汝の高祖父であられる周栄は、誠に漢室の忠臣とも言うべき者であった。
例え、禍に倒れようとも、通夜を行わないよう妻子に言い含め、朝廷に骨を埋める覚悟を示した。
その後、潁川郡太守に任命され職務に励んだが、法に触れてしまい、獄に下されるべき所を、日頃から周栄の忠節に心を打たれた和帝は、県令に左遷させるだけ留めた。その一年後、山陽郡太守に任命され職務に励み、他の郡県の官を歴任した。
その子である周興は光禄郎の職に就いた。
孝行者で友情に厚くと家庭でも著しく、その清らかで高い志は故郷でも知られ、古今に通じた奇才と言われた。
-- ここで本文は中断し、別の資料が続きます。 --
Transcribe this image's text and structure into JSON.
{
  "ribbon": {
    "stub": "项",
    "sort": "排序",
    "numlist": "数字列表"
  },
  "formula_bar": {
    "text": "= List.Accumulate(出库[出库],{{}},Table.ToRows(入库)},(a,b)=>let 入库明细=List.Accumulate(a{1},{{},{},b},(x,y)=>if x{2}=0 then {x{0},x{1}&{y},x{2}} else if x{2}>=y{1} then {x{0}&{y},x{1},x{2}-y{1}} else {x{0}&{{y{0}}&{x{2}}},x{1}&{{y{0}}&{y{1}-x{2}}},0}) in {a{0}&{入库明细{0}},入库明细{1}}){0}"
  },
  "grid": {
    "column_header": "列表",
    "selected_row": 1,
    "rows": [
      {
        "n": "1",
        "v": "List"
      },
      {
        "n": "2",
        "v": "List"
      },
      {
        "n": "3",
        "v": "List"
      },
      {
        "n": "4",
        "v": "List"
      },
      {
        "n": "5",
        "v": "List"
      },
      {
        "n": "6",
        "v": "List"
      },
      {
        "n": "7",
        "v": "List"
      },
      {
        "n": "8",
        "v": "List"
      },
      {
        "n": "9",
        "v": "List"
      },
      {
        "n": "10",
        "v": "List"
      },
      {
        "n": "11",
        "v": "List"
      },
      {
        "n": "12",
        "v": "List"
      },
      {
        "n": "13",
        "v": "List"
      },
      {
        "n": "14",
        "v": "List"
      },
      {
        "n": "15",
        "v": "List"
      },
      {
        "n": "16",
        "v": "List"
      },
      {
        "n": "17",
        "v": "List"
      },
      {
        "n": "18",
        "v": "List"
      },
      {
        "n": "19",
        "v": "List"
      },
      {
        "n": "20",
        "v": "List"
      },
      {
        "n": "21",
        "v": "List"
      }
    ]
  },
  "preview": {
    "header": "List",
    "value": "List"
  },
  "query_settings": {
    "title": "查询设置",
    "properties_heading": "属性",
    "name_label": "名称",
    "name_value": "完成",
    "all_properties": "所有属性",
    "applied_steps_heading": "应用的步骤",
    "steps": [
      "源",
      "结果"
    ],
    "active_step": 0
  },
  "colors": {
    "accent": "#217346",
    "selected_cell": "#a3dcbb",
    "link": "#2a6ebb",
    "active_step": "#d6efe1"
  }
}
その子であられる周景は、賢者を好み士人を愛し、其の才を抜擢した。
時の大将軍であられた梁冀が公府に招き、刺史と太守を歴任した。
後に、梁冀が処罰されると、免官され禁錮となったが、朝廷は周景がこれまで正しく忠実だった事で、尚書令に任じ、様々な官を歴任させた後、太尉となる。
その子である周忠は若くして列位に歴し、累遷した後に父と同じ太尉となる。
この事から、周家は二世で三公の位に就く事が出来た名門と言えるべき家である。漢室の臣下の中でも、誉れ高き家である。
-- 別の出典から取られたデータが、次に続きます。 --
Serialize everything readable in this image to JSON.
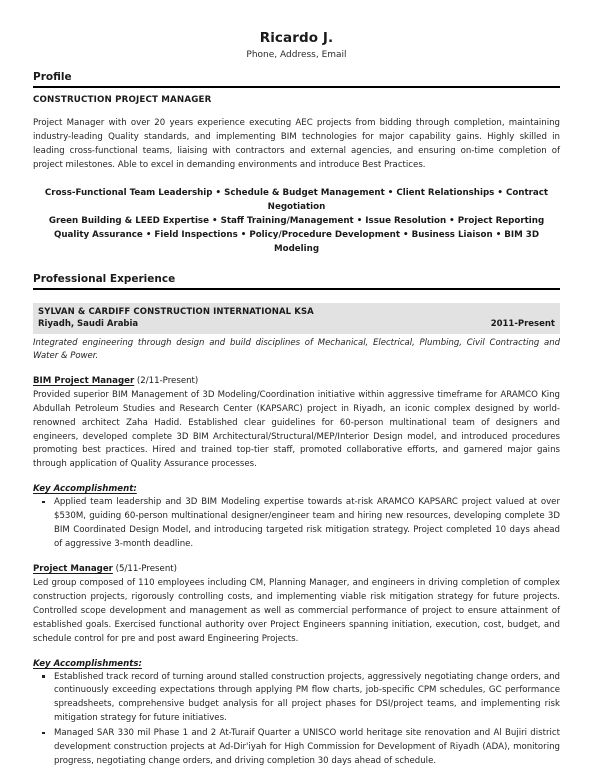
{
  "header": {
    "name": "Ricardo J.",
    "contact": "Phone, Address, Email"
  },
  "profile": {
    "heading": "Profile",
    "job_target": "CONSTRUCTION PROJECT MANAGER",
    "summary": "Project Manager with over 20 years experience executing AEC projects from bidding through completion, maintaining industry-leading Quality standards, and implementing BIM technologies for major capability gains. Highly skilled in leading cross-functional teams, liaising with contractors and external agencies, and ensuring on-time completion of project milestones. Able to excel in demanding environments and introduce Best Practices.",
    "competencies": [
      "Cross-Functional Team Leadership • Schedule & Budget Management • Client Relationships • Contract Negotiation",
      "Green Building & LEED Expertise • Staff Training/Management • Issue Resolution • Project Reporting",
      "Quality Assurance • Field Inspections • Policy/Procedure Development • Business Liaison • BIM 3D Modeling"
    ]
  },
  "experience": {
    "heading": "Professional Experience",
    "company": {
      "name": "SYLVAN & CARDIFF CONSTRUCTION INTERNATIONAL KSA",
      "location": "Riyadh, Saudi Arabia",
      "dates": "2011-Present",
      "description": "Integrated engineering through design and build disciplines of Mechanical, Electrical, Plumbing, Civil Contracting and Water & Power."
    },
    "roles": [
      {
        "title": "BIM Project Manager",
        "dates": "(2/11-Present)",
        "description": "Provided superior BIM Management of 3D Modeling/Coordination initiative within aggressive timeframe for ARAMCO King Abdullah Petroleum Studies and Research Center (KAPSARC) project in Riyadh, an iconic complex designed by world-renowned architect Zaha Hadid. Established clear guidelines for 60-person multinational team of designers and engineers, developed complete 3D BIM Architectural/Structural/MEP/Interior Design model, and introduced procedures promoting best practices. Hired and trained top-tier staff, promoted collaborative efforts, and garnered major gains through application of Quality Assurance processes.",
        "accomplishments_label": "Key Accomplishment:",
        "accomplishments": [
          "Applied team leadership and 3D BIM Modeling expertise towards at-risk ARAMCO KAPSARC project valued at over $530M, guiding 60-person multinational designer/engineer team and hiring new resources, developing complete 3D BIM Coordinated Design Model, and introducing targeted risk mitigation strategy. Project completed 10 days ahead of aggressive 3-month deadline."
        ]
      },
      {
        "title": "Project Manager",
        "dates": "(5/11-Present)",
        "description": "Led group composed of 110 employees including CM, Planning Manager, and engineers in driving completion of complex construction projects, rigorously controlling costs, and implementing viable risk mitigation strategy for future projects. Controlled scope development and management as well as commercial performance of project to ensure attainment of established goals. Exercised functional authority over Project Engineers spanning initiation, execution, cost, budget, and schedule control for pre and post award Engineering Projects.",
        "accomplishments_label": "Key Accomplishments:",
        "accomplishments": [
          "Established track record of turning around stalled construction projects, aggressively negotiating change orders, and continuously exceeding expectations through applying PM flow charts, job-specific CPM schedules, GC performance spreadsheets, comprehensive budget analysis for all project phases for DSI/project teams, and implementing risk mitigation strategy for future initiatives.",
          "Managed SAR 330 mil Phase 1 and 2 At-Turaif Quarter a UNISCO world heritage site renovation and Al Bujiri district development construction projects at Ad-Dir'iyah for High Commission for Development of Riyadh (ADA), monitoring progress, negotiating change orders, and driving completion 30 days ahead of schedule."
        ]
      }
    ]
  }
}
しかるに、当代の周家の当主で周瑜は漢室に逆らい、己の欲望の思うがままに振る舞う様は、将に狼の如く。
仕える主家が道を誤まろうとも、諫めもしないとは漢室の臣下とは言えず。
そして、その主家が力を無くすと、主を追い落とし己が主家に成り代わろうと、振る舞う様は犬畜生にも劣る所業は、醜悪なり。
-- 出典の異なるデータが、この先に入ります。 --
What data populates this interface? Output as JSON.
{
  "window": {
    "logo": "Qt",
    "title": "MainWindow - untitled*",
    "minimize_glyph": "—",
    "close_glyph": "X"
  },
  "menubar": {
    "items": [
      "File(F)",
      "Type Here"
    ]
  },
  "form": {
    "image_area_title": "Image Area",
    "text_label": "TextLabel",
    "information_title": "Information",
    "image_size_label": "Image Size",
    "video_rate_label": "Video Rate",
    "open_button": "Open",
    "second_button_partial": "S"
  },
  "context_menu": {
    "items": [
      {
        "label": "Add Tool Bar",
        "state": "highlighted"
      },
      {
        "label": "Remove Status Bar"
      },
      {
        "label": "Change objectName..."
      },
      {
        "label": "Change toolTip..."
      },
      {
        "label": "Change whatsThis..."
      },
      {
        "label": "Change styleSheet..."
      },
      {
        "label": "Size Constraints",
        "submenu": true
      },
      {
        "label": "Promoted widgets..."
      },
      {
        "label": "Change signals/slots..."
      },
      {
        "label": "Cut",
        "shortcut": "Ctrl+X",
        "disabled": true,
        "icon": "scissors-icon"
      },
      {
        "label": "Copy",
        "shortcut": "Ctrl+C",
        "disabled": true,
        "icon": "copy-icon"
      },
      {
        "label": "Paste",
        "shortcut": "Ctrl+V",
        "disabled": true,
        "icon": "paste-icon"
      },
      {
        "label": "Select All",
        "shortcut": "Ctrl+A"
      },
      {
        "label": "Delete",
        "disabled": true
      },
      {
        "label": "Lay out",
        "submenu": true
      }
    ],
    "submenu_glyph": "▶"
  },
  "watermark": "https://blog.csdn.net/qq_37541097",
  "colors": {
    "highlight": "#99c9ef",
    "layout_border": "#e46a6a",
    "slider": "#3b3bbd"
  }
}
汝、己の行いを省みが恥ずるべき。それが分からないという事は、己の家の先祖の方々の忠烈に背き、家風を辱めると知れ。
もし、汝に少しでもこれまでの愚行に省みる気持ちがあるのであれば、直ちに身を清め兵を解き、頭を垂れ、妻と義姉を献上せよ。
さすれば、曹公は高祖父方々が立てられた功績により、恩赦が下されるであろう。
それでも、拒むのであれば、汝と汝の一族には天より誅が下されるであろう。
とく考え、判断すべし。汝にとって、何が大事か」
書かれた文を読んで、周瑜は顔は真っ赤になり、全身を震わせていた。
「う、う~ん・・・・・・」
頭に血が上り過ぎたのか、周瑜が立ち眩み始めた。
兵達は慌てて駆け寄り、身体を支えた。
「・・・ええい、離せ。わたしは大丈夫だっ」
そう言うが、声に力が無かった。
「おのれっ」
周瑜は文を握りしめつつ憤っていた。
「・・・・・・周瑜殿。これにて失礼いたす。後はお好きにされよ」
魯粛はそう言って一礼し、その場を後にした。
そして、自分の屋敷に戻ると、使用人に門を閉める様に命じた。
使用人達は命じられるがまま、閂を掛けた。
その後、屋敷に誰が来ても門が開けられる事は無かった。